The background and his history of dubious decisions as match referee make Procter's role in the Andrew Symonds vs Harbhajan Singh row somewhat suspect. An extract from his judgement says: "I have heard evidence from Andrew Symonds, Michael Clarke and Matthew Hayden that he (Harbhajan) did say these words. Harbhajan denies saying these words. Both umpires did not hear, nor did Ricky Ponting or Sachin Tendulkar. I am satisfied and sure beyond reasonable doubt that Harbhajan Singh did say these words." Procter does not explain how his doubts, if any, were removed by the testimony of the Australian players.
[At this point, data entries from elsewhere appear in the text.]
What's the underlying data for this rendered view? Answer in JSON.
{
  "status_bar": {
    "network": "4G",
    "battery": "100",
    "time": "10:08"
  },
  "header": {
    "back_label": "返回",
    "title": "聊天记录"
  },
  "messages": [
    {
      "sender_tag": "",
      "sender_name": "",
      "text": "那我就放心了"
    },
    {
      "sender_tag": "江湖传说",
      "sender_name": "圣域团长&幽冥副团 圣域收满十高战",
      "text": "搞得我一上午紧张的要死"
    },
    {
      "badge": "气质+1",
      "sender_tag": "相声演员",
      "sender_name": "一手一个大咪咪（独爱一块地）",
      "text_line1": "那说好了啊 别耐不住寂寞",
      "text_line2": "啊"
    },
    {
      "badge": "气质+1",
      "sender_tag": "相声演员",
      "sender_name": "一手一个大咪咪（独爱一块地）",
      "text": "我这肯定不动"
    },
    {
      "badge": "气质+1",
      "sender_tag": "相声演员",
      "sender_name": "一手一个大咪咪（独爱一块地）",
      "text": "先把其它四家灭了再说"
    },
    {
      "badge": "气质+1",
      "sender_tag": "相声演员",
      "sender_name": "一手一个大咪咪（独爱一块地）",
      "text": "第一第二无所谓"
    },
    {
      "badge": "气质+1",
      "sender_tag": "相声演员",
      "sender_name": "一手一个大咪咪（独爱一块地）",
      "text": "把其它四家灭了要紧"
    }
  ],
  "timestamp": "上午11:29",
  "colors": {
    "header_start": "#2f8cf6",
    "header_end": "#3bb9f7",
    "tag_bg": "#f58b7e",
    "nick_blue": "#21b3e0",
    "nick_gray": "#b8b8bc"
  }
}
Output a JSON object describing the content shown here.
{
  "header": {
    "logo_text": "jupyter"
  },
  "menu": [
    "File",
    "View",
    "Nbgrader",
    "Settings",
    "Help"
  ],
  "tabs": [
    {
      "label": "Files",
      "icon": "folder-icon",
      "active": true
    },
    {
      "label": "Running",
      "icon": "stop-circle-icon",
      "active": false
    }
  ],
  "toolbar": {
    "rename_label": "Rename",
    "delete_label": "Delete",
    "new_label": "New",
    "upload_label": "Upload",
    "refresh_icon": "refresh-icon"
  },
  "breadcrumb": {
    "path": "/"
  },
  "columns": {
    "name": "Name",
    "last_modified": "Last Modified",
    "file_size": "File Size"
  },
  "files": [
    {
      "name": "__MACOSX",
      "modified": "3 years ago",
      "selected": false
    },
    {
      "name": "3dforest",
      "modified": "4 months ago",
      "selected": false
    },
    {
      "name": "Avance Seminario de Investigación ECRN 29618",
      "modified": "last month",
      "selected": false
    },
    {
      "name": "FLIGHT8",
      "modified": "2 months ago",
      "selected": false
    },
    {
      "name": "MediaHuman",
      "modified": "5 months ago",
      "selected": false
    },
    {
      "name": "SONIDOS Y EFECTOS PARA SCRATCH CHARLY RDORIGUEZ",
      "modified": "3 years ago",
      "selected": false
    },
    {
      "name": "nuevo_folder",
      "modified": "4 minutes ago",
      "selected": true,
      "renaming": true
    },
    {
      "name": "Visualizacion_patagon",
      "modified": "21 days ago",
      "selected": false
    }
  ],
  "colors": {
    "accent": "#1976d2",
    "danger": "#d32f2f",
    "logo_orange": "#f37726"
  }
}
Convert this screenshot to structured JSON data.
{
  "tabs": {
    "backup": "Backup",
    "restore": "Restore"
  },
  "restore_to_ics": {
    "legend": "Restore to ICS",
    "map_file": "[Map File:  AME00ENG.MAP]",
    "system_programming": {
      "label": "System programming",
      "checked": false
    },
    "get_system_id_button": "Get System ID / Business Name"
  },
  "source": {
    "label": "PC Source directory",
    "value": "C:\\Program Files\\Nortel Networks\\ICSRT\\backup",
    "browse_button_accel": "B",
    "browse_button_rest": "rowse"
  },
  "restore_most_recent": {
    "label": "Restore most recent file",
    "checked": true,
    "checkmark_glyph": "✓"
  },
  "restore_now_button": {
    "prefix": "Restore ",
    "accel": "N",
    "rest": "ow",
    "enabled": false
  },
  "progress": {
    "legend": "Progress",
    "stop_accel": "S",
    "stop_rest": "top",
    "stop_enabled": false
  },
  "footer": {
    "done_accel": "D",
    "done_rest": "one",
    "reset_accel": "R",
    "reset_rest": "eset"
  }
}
Clearly, the Australians' words weighed in heavily with Procter, for some reason. Symonds, in his newspaper column, said that "he had a go at" Harbhajan before the alleged incident. Procter simply rejected that as "irrelevant". Why?
Several Indian commentators, including Sunil Gavaskar, asked why should it not be considered a decision influenced by the race of the two men on whom Procter sat in judgement. "Millions of Indians want to know if it was a 'white man' taking the 'white man's word' against that of the 'brown man'," Gavaskar wrote in his column.
In 2006, as the Oval Test hurtled towards disaster after umpire Darrell Hair charged the Pakistanis with ball tampering, Procter was accused of simply sitting on his hands. Three years before that, he had banned their wicketkeeper, Rashid Latif, for claiming a catch after the ball had touched the ground. The Pakistanis believe Procter was biased against them. And now, so do the Indians.